The music project opened new opportunities for the children. Like many undertakings, the project began small - four marimbas and thirty recorders. Later, with the aid of a donation from the Mercy Solidarity fund flutes and clarinets were purchased. When a music school in England closed down, violins were sent to South Africa for distribution to a disadvantaged school. Thus began the first violin classes. Later, percussion instruments were added, and now there are lessons in cello and trumpets. Traditional and contemporary dance also forms part of the project.

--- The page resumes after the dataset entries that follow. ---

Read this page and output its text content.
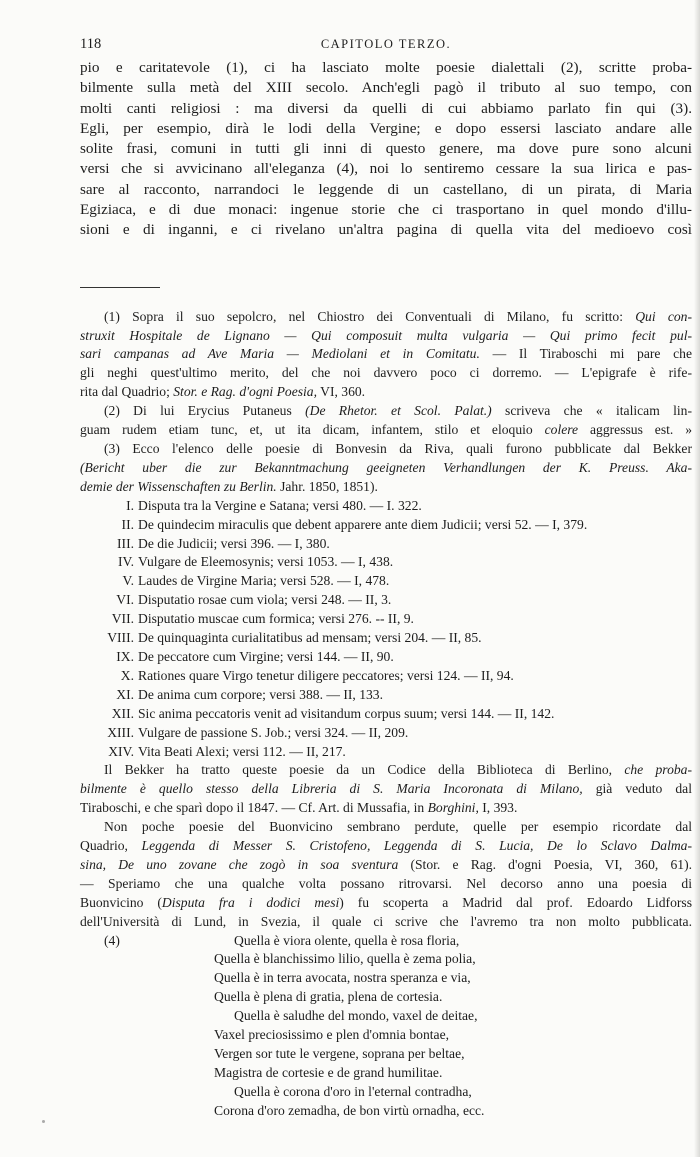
118	CAPITOLO TERZO.
pio e caritatevole (1), ci ha lasciato molte poesie dialettali (2), scritte proba-
bilmente sulla metà del XIII secolo. Anch'egli pagò il tributo al suo tempo, con
molti canti religiosi : ma diversi da quelli di cui abbiamo parlato fin qui (3).
Egli, per esempio, dirà le lodi della Vergine; e dopo essersi lasciato andare alle
solite frasi, comuni in tutti gli inni di questo genere, ma dove pure sono alcuni
versi che si avvicinano all'eleganza (4), noi lo sentiremo cessare la sua lirica e pas-
sare al racconto, narrandoci le leggende di un castellano, di un pirata, di Maria
Egiziaca, e di due monaci: ingenue storie che ci trasportano in quel mondo d'illu-
sioni e di inganni, e ci rivelano un'altra pagina di quella vita del medioevo così

(1) Sopra il suo sepolcro, nel Chiostro dei Conventuali di Milano, fu scritto: Qui con-
struxit Hospitale de Lignano — Qui composuit multa vulgaria — Qui primo fecit pul-
sari campanas ad Ave Maria — Mediolani et in Comitatu. — Il Tiraboschi mi pare che
gli neghi quest'ultimo merito, del che noi davvero poco ci dorremo. — L'epigrafe è rife-
rita dal Quadrio; Stor. e Rag. d'ogni Poesia, VI, 360.

(2) Di lui Erycius Putaneus (De Rhetor. et Scol. Palat.) scriveva che « italicam lin-
guam rudem etiam tunc, et, ut ita dicam, infantem, stilo et eloquio colere aggressus est. »

(3) Ecco l'elenco delle poesie di Bonvesin da Riva, quali furono pubblicate dal Bekker
(Bericht uber die zur Bekanntmachung geeigneten Verhandlungen der K. Preuss. Aka-
demie der Wissenschaften zu Berlin. Jahr. 1850, 1851).

I. Disputa tra la Vergine e Satana; versi 480. — I. 322.
II. De quindecim miraculis que debent apparere ante diem Judicii; versi 52. — I, 379.
III. De die Judicii; versi 396. — I, 380.
IV. Vulgare de Eleemosynis; versi 1053. — I, 438.
V. Laudes de Virgine Maria; versi 528. — I, 478.
VI. Disputatio rosae cum viola; versi 248. — II, 3.
VII. Disputatio muscae cum formica; versi 276. -- II, 9.
VIII. De quinquaginta curialitatibus ad mensam; versi 204. — II, 85.
IX. De peccatore cum Virgine; versi 144. — II, 90.
X. Rationes quare Virgo tenetur diligere peccatores; versi 124. — II, 94.
XI. De anima cum corpore; versi 388. — II, 133.
XII. Sic anima peccatoris venit ad visitandum corpus suum; versi 144. — II, 142.
XIII. Vulgare de passione S. Job.; versi 324. — II, 209.
XIV. Vita Beati Alexi; versi 112. — II, 217.

Il Bekker ha tratto queste poesie da un Codice della Biblioteca di Berlino, che proba-
bilmente è quello stesso della Libreria di S. Maria Incoronata di Milano, già veduto dal
Tiraboschi, e che sparì dopo il 1847. — Cf. Art. di Mussafia, in Borghini, I, 393.

Non poche poesie del Buonvicino sembrano perdute, quelle per esempio ricordate dal
Quadrio, Leggenda di Messer S. Cristofeno, Leggenda di S. Lucia, De lo Sclavo Dalma-
sina, De uno zovane che zogò in soa sventura (Stor. e Rag. d'ogni Poesia, VI, 360, 61).
— Speriamo che una qualche volta possano ritrovarsi. Nel decorso anno una poesia di
Buonvicino (Disputa fra i dodici mesi) fu scoperta a Madrid dal prof. Edoardo Lidforss
dell'Università di Lund, in Svezia, il quale ci scrive che l'avremo tra non molto pubblicata.

(4)	Quella è viora olente, quella è rosa floria,
Quella è blanchissimo lilio, quella è zema polia,
Quella è in terra avocata, nostra speranza e via,
Quella è plena di gratia, plena de cortesia.
Quella è saludhe del mondo, vaxel de deitae,
Vaxel preciosissimo e plen d'omnia bontae,
Vergen sor tute le vergene, soprana per beltae,
Magistra de cortesie e de grand humilitae.
Quella è corona d'oro in l'eternal contradha,
Corona d'oro zemadha, de bon virtù ornadha, ecc.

Music is the 'soul' of Africa; hence the project appeals greatly to our young people. At present, there are more than a hundred and thirty children in the project. It is rewarding to see the children gain confidence and self-esteem as they develop their various talents and become more and more proficient in playing the instrument of their choice. The children also profit by the discipline which the study of music entails, while the project enables children who are not academically gifted to experience the joy of playing music without undue pressure. It is also hoped that such activities will prevent the young people from being lured by drink and drugs, and enable some of them to find employment by pursuing a career in music.

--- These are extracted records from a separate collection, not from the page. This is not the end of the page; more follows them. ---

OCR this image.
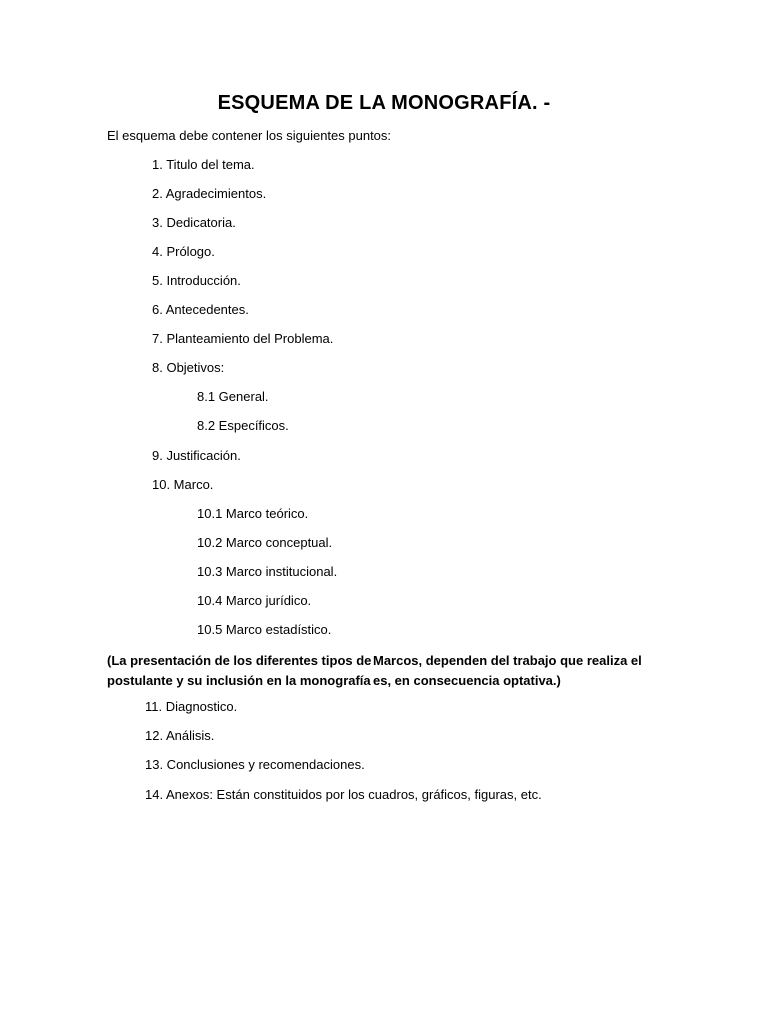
ESQUEMA DE LA MONOGRAFÍA. -
El esquema debe contener los siguientes puntos:
1. Titulo del tema.
2. Agradecimientos.
3. Dedicatoria.
4. Prólogo.
5. Introducción.
6. Antecedentes.
7. Planteamiento del Problema.
8. Objetivos:
8.1 General.
8.2 Específicos.
9. Justificación.
10. Marco.
10.1 Marco teórico.
10.2 Marco conceptual.
10.3 Marco institucional.
10.4 Marco jurídico.
10.5 Marco estadístico.
(La presentación de los diferentes tipos de
postulante y su inclusión en la monografía
Marcos, dependen del trabajo que realiza el
es, en consecuencia optativa.)
11. Diagnostico.
12. Análisis.
13. Conclusiones y recomendaciones.
14. Anexos: Están constituidos por los cuadros, gráficos, figuras, etc.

This project has an exciting partnership with the Wessom Project in Pimville, about a ten-minute drive from the school. Most of the teachers come from there. They are very dedicated and the students have made remarkable progress under their tutelage. The two projects join up for an annual concert using a full orchestra. The concert takes place in the famous Regina Mundi Church. (The foundation stone of this church was laid by Cardinal Montini, later Pope Paul VI. During the apartheid era, Regina Mundi was the only place in Soweto that was available for large gatherings, as there was a ban on public meetings of any kind. The meetings in Regina Mundi were advertised as religious services. In spite of this, police often 'interrupted' these meetings in a violent manner.  Bullet holes in the ceiling and a broken altar rail are reminders of these troubled times.)

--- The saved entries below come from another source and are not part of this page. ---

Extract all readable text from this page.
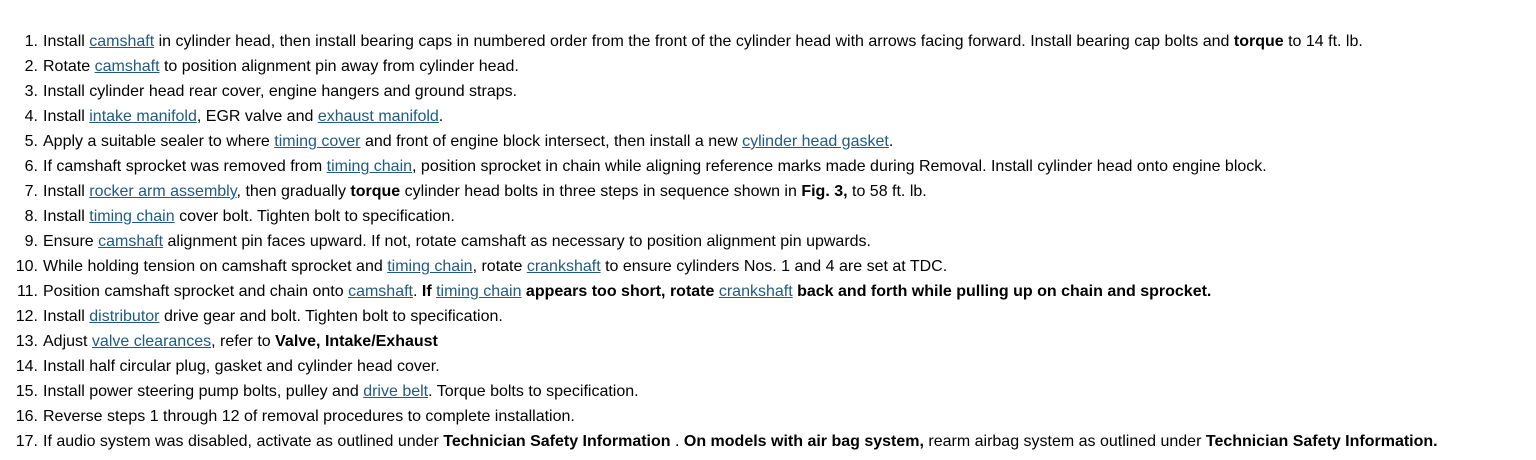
1. Install camshaft in cylinder head, then install bearing caps in numbered order from the front of the cylinder head with arrows facing forward. Install bearing cap bolts and torque to 14 ft. lb.
2. Rotate camshaft to position alignment pin away from cylinder head.
3. Install cylinder head rear cover, engine hangers and ground straps.
4. Install intake manifold, EGR valve and exhaust manifold.
5. Apply a suitable sealer to where timing cover and front of engine block intersect, then install a new cylinder head gasket.
6. If camshaft sprocket was removed from timing chain, position sprocket in chain while aligning reference marks made during Removal. Install cylinder head onto engine block.
7. Install rocker arm assembly, then gradually torque cylinder head bolts in three steps in sequence shown in Fig. 3, to 58 ft. lb.
8. Install timing chain cover bolt. Tighten bolt to specification.
9. Ensure camshaft alignment pin faces upward. If not, rotate camshaft as necessary to position alignment pin upwards.
10. While holding tension on camshaft sprocket and timing chain, rotate crankshaft to ensure cylinders Nos. 1 and 4 are set at TDC.
11. Position camshaft sprocket and chain onto camshaft. If timing chain appears too short, rotate crankshaft back and forth while pulling up on chain and sprocket.
12. Install distributor drive gear and bolt. Tighten bolt to specification.
13. Adjust valve clearances, refer to Valve, Intake/Exhaust
14. Install half circular plug, gasket and cylinder head cover.
15. Install power steering pump bolts, pulley and drive belt. Torque bolts to specification.
16. Reverse steps 1 through 12 of removal procedures to complete installation.
17. If audio system was disabled, activate as outlined under Technician Safety Information . On models with air bag system, rearm airbag system as outlined under Technician Safety Information.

The senior students have participated in Orchestra Rave - an orchestra made up of students from different music schools. It includes a workshop, which provides tuition in the various instruments, and this is followed by a public performance. Our students have also participated in Miagi Workshops. Miagi is an international organisation which is encouraging music in the townships. Students have been sponsored to participate in these workshops in other parts of the country.

Group of Musicians

 Sr Berchmans and group of young musicians

Xolile Mashaba, a senior student who has been chosen to take part in the Miagi workshop in Cape Town and who teaches the junior group of flute players, was asked what the music project means to him. This is what he wrote:

How the Thabang Ka Mmino Project changed my life

I never thought that something like this would change my life and make me to be the person that I am today. Well, it did, and for that I am very grateful and blessed.

In 2004 I joined the project. I was auditioned for flute and was accepted, and that opened a new chapter in my life. At first, it was very difficult for me. Seeing the notes for the first time was very stressful, and trying to get the correct note from the flute was even worse. After eight months I just wanted to quit because I felt I was making no progress, but, because of the type of tutors the project has, I was motivated to believe that I had talent and that I belonged in the project. I am grateful to Mr Ngwane and Mr Mogotsi that my talent is visible today.

They say every good nation has a brilliant leader and, in this case, our leader of the project, Sr Berchmans, is an example because of her passion for music, good heart and leadership skills. She has managed to make each and every student, including me, to have an understanding of all aspects of music.

Because of the project, I am now more in love with music than before. I have participated in practical and theory of music examinations and have played with the orchestra during our school concerts. I have also decided to take my passion further by becoming a professional musician. I am who I am today because of the Thabang ka Mmino Project and for that I am truly grateful.